Ich setzte mich auf meinen Platz und nahm mir ein Brötchen. Abwesend schnitt ich es auf und griff dann zum Käse. Gelangweilt legte ich je eine Scheibe auf eine Hälfte und hielt dann inne, als mein Blick zur Tür fiel. Dort stand Jana und musterte mich kurz. Ich glaubte sogar eine Spur von Reue und Traurigkeit in ihrem Blick zu erkennen. Dann ging sie zögerlich hinter Charlotte her, bog dann aber ab und ging noch langsamer auf unseren Tisch zu. Schweigend setzte sie sich und nahm sich ebenfalls ein Brötchen. Ihr Blick war gesenkt und ihre Haare verbargen jeden Gesichtszug.

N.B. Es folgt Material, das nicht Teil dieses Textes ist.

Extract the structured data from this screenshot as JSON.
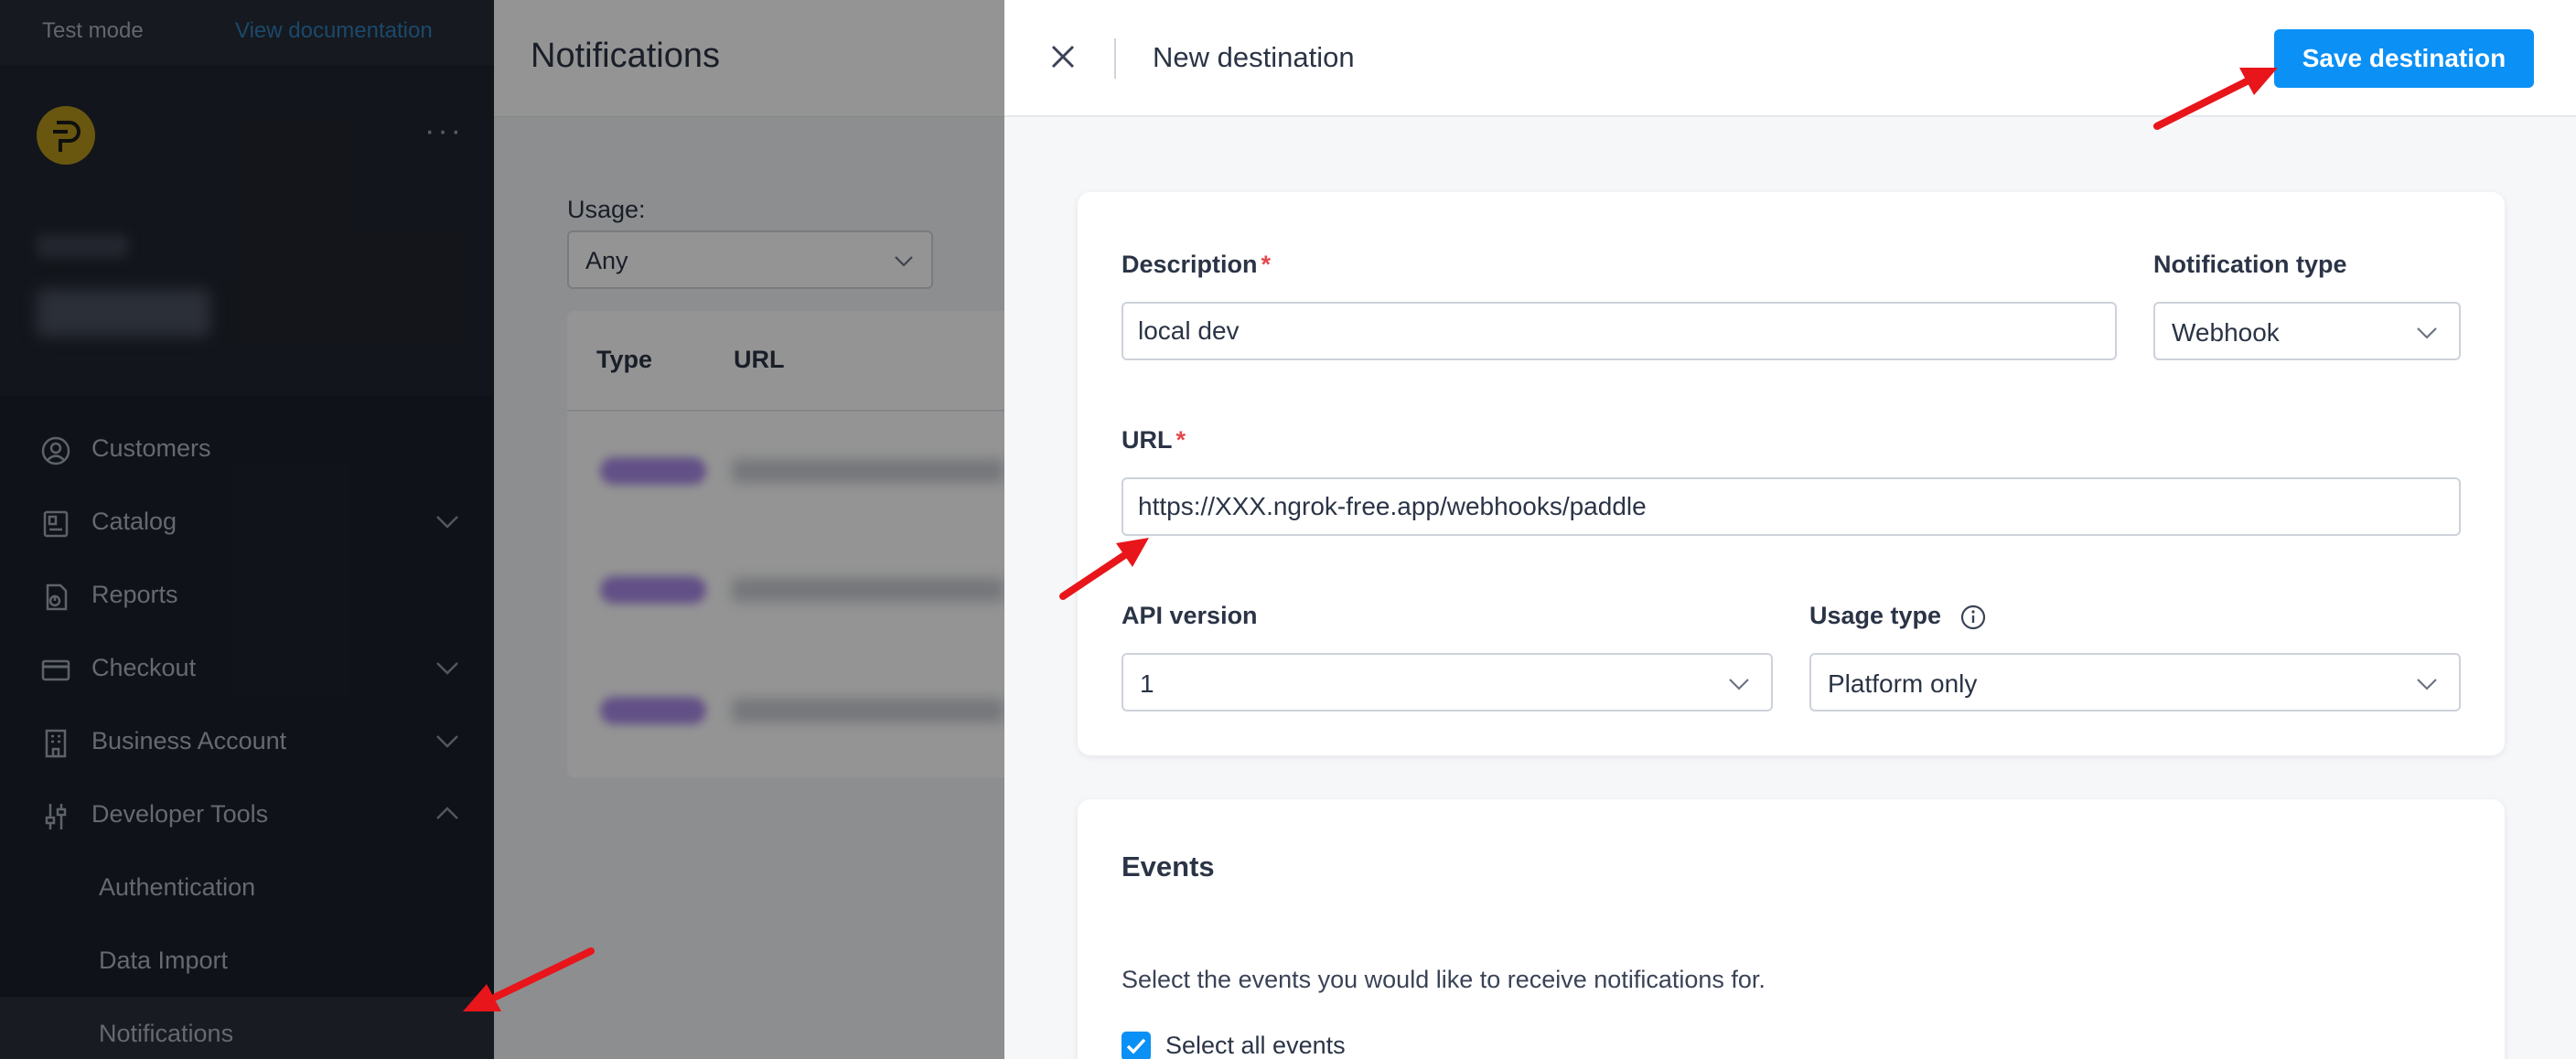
{
  "topbar": {
    "mode": "Test mode",
    "docs_link": "View documentation"
  },
  "sidebar": {
    "items": [
      {
        "label": "Customers",
        "icon": "user-circle-icon"
      },
      {
        "label": "Catalog",
        "icon": "catalog-icon"
      },
      {
        "label": "Reports",
        "icon": "reports-icon"
      },
      {
        "label": "Checkout",
        "icon": "credit-card-icon"
      },
      {
        "label": "Business Account",
        "icon": "building-icon"
      },
      {
        "label": "Developer Tools",
        "icon": "sliders-icon"
      }
    ],
    "sub_items": [
      "Authentication",
      "Data Import",
      "Notifications"
    ],
    "active": "Notifications"
  },
  "background": {
    "title": "Notifications",
    "usage_label": "Usage:",
    "usage_value": "Any",
    "columns": [
      "Type",
      "URL"
    ]
  },
  "drawer": {
    "title": "New destination",
    "save_label": "Save destination",
    "description_label": "Description",
    "description_value": "local dev",
    "notification_type_label": "Notification type",
    "notification_type_value": "Webhook",
    "url_label": "URL",
    "url_value": "https://XXX.ngrok-free.app/webhooks/paddle",
    "api_version_label": "API version",
    "api_version_value": "1",
    "usage_type_label": "Usage type",
    "usage_type_value": "Platform only",
    "events_title": "Events",
    "events_description": "Select the events you would like to receive notifications for.",
    "select_all_label": "Select all events",
    "select_all_checked": true
  },
  "colors": {
    "accent": "#0b90f5",
    "sidebar_bg": "#1b202b",
    "annotation_arrow": "#e8151b",
    "required": "#e5484d"
  }
}
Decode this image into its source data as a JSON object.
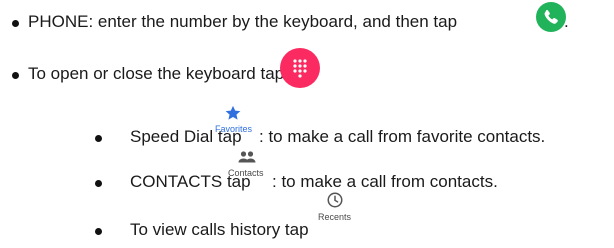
{
  "items": [
    {
      "text": "PHONE: enter the number by the keyboard, and then tap",
      "trailing_text": ".",
      "icon": "phone-icon",
      "icon_color": "#21b35a"
    },
    {
      "text": "To open or close the keyboard tap",
      "icon": "dialpad-icon",
      "icon_color": "#fb2a60"
    }
  ],
  "subitems": [
    {
      "prefix": "Speed Dial tap",
      "icon": "star-icon",
      "icon_color": "#2f6fe0",
      "icon_label": "Favorites",
      "icon_label_color": "#2f6fe0",
      "suffix": ": to make a call from favorite contacts."
    },
    {
      "prefix": "CONTACTS tap",
      "icon": "people-icon",
      "icon_label": "Contacts",
      "suffix": ": to make a call from contacts."
    },
    {
      "prefix": "To view calls history tap",
      "icon": "clock-icon",
      "icon_label": "Recents",
      "suffix": ""
    }
  ]
}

Ich biss in das Brötchen, nahm den Geschmack aber kaum wahr. Schuldgefühle überkamen mich, als ich Jana so da sitzen sah. Und am liebsten hätte ich mich jetzt einfach nur Entschuldigt und sie gebeten mir zu verzeichen. Aber mein Stolz und meine Psyche verboten es mir. Zu schwach um Fehler zuzugeben...
,,Hi", sagte Nina plötzlich neben mir und ich zuckte zusammen. Sie setzte sich auf ihren Platz und musterte uns beide dann kritisch. Dann seufzte sie:,,Wollt ihr euch jetzt wirklich bis Janas Verlegung anschweigen und innerlich daran zerbrechen?" Ihre Stimme klang etwas genervt und forsch fordernd.

Nein.
Aber ich schwieg, wusste innerlich das sie Recht hatte und wollte es mir doch nicht eingestehen. Auch Jana sagte nichts und hob nicht einmal den Kopf. Klar tat es mir unendlich Leid, was ich gesagt hatte, aber ich kam noch weniger damit zurecht, wie leicht es mir viel Menschen zu verletzen ohne mich schuldig zu fühlen. Ich könnte Jana jetzt wieder anschreien und sie würde sofort nachgeben. Ich könnte sie bis ganz in die Dunkelheit ziehen und keine Schuldgefühle haben. Ich könnte sie schlagen und sie würde unsere Freundschaft wiederhaben wollen. Weil sie mir vertraute und sonst kaum Vertrauen erfahren hatte.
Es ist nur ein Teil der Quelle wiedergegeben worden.